TPDI Minta Fadli Zon Tidak Asbun Soal Penangkapan Munarman
search

TPDI Minta Fadli Zon Tidak Asbun Soal Penangkapan Munarman

Zona Barat
Anggota Komisi I DRP RI Fadli Zon. (Foto: Ist)

Politeia.id -- Koordinator Tim Pembela Demokrasi Indonesia (TPDI) menilai politisi Partai Gerindra Fadli Zon tak memahami konstitusi dengan baik terkait penangkapan Munarman terkait kasus terorisme.

Petrus mengatakan tindakan Densus 88 Polri yang menangkap dan menutup mata Munarman sah secara hukum dan tidak melanggar hak asasi manusia (HAM) menurut Undang-undang Pemberantasan Terorisme.

"Karena itu sangat disesalkan pernyataan Fadli Zon dan lainnnya karena secara tidak bertanggung jawab telah menuduh Densus 88 saat penangkapan terhadap Munarman sebagai telah melanggar HAM," kata Petrus dalam keterangannya kepada Politeia.id, Sabtu (1/5).

Petrus mengatakan Fadli Zon seharusnya memahami bahwa konstitusi memang menjamin HAM setiap orang. Akan tetapi, pada saat bersamaan konstitusi juga membatasi HAM setiap orang pada saat tertentu dan bersifat sementara. Hal tersebut diatur di dalam pasal 28J UUD 1945, dalam KUHAP dan di dalam UU No.5 Tahun 2018 Tentang Pemberantasan Tindak Pidana Terorisme.

Pasal 28J ayat (1) UUD 1945, secara tegas menyatakan bahwa: "setiap orang wajib menghormati hak asasi manusia orang lain dalam tertib kehidupan bermasyarakat, berbangsa dan bernegara.  

Pasal 28J ayat (2) UUD 45 : "dalam menjalankan hak dan kebebasannya, setiap orang wajib tunduk kepada pembatasan yang ditetapkan oleh undang-undang dengan maksud semata-mata untuk menjamin pengakuan serta penghormatan atas hak dan kebebasan orang lain dan untuk memenuhi tuntutan yang adil sesuai dengan pertimbangan moral dstnya.".

Pada pasal 1 butir 20 KUHAP, bahwa: penangkapan adalah suatu tindakan penyidik berupa pengekangan sementara waktu kebebasan tersangka atau terdakwa apabila terdapat cukup bukti guna kepentingan penyidikan atau penuntutan dan atau peradilan dalam hal serta menurut cara yang yang diatur dalam undang-undang ini.
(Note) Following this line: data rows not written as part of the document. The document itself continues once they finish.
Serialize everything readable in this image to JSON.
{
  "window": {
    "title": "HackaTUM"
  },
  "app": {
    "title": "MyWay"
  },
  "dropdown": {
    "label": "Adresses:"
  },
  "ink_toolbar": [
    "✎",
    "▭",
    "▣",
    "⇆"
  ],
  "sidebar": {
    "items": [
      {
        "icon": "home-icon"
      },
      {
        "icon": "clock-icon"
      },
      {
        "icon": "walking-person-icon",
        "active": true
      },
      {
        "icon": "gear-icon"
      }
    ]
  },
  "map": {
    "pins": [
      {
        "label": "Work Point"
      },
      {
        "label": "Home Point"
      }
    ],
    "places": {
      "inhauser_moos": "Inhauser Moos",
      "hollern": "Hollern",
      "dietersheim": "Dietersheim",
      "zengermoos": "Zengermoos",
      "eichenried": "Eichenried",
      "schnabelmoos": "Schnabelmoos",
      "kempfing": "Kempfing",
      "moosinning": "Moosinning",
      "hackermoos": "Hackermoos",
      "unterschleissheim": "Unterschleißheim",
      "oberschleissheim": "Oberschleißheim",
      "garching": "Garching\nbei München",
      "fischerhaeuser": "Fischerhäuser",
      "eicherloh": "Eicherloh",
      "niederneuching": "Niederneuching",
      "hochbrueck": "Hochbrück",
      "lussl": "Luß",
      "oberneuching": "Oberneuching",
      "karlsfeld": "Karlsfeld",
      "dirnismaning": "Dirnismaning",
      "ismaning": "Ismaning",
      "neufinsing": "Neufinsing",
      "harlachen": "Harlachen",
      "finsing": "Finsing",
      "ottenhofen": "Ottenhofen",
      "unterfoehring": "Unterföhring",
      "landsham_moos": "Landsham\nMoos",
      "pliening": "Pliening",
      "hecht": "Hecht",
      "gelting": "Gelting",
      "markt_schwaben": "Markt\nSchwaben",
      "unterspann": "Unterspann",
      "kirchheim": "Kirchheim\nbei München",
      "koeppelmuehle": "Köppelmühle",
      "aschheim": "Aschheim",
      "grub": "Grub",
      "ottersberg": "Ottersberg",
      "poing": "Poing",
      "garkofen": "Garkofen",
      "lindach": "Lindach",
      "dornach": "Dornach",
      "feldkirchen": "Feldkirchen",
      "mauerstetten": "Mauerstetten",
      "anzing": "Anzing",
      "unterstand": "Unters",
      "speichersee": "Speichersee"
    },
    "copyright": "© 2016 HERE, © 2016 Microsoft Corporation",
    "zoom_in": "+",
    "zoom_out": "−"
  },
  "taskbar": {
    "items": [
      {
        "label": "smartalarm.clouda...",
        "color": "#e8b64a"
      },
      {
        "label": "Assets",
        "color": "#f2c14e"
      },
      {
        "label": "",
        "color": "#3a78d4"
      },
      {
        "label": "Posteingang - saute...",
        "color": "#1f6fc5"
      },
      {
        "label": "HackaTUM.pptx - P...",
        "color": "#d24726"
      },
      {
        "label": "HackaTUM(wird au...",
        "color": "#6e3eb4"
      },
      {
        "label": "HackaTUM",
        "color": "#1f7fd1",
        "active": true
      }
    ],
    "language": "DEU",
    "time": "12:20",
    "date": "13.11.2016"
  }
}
Pasal 28 UU Tindak Pidana Terorisme menegaskan bahwa penyidik dapat melakukan penangkapan terhadap setiap orang yang diduga melakukan tindak pidana terorisme berdasarkan bukti permulaan yang cukup, paling lama 14 hari dan jika waktu 14 hari tidak cukup, maka penyidik dapat meminta ijin Ketua Pengadilan Negeri dalam wilayah hukumnya untuk diperpanjang selama 7 hari.

"Konstitusionalitas perlindungan atas HAM seseorang seharusnya dipahami secara utuh oleh Fadli Zon dkk," katanya.

Petrus menambahkan, prinsip menjunjung tinggi HAM adalah prinsip dimana  HAM seorang dibatasi oleh KUHAP dan oleh UU Pemberantasan Tindak Pidana Terorisme. Ketika seseorang telah berstatus tersangka, maka Undang-Undang hanya memberikan sejumlah hak tertentu.

"Antara lain hak untuk didampingi penasehat hukum, hak untuk mendapat kunjungan rohaniwan, hak untuk mengajukan praperadilan dll; sebagai pemenuhan HAM dengan pembatasan," kata dia.

Sama halnya dengan penutup mata Munarman saat penangkapan, menurut Petrus merupakan hal yang wajar. Hal itu sejalan dengan standar internasional dan perintah pasal 33 dan 34 UU Pemberantasan Tindak Pidana Terorisme yaitu kerahasiaan identitas sebagai pelindungan hukum untuk melindungi penyidik, jaksa, hakim, advokat, pelapor, aaksi dan petugas lembaga pemasyarakatan beserta keluarganya. 

Prinsip pelindungan itu juga diberlakukan terhadap pelapor, ahli dan saksi. Yaitu saat bersaksi tidak bertatap muka dengan terdakwa atau pemberian keterangan dengan menggunakan alat komunikasi audio visual yang diselenggarakan oleh Lembaga Perlindungan Saksi dan Korban (LPSK).

"Dengan demikian, tidak ada yang salah dan tidak ada pelanggaran HAM dalam penangkapan Densus 88 terhadap Munarman, sebagaimana didalilkan Fadli Zon dkk," pungkas Petrus.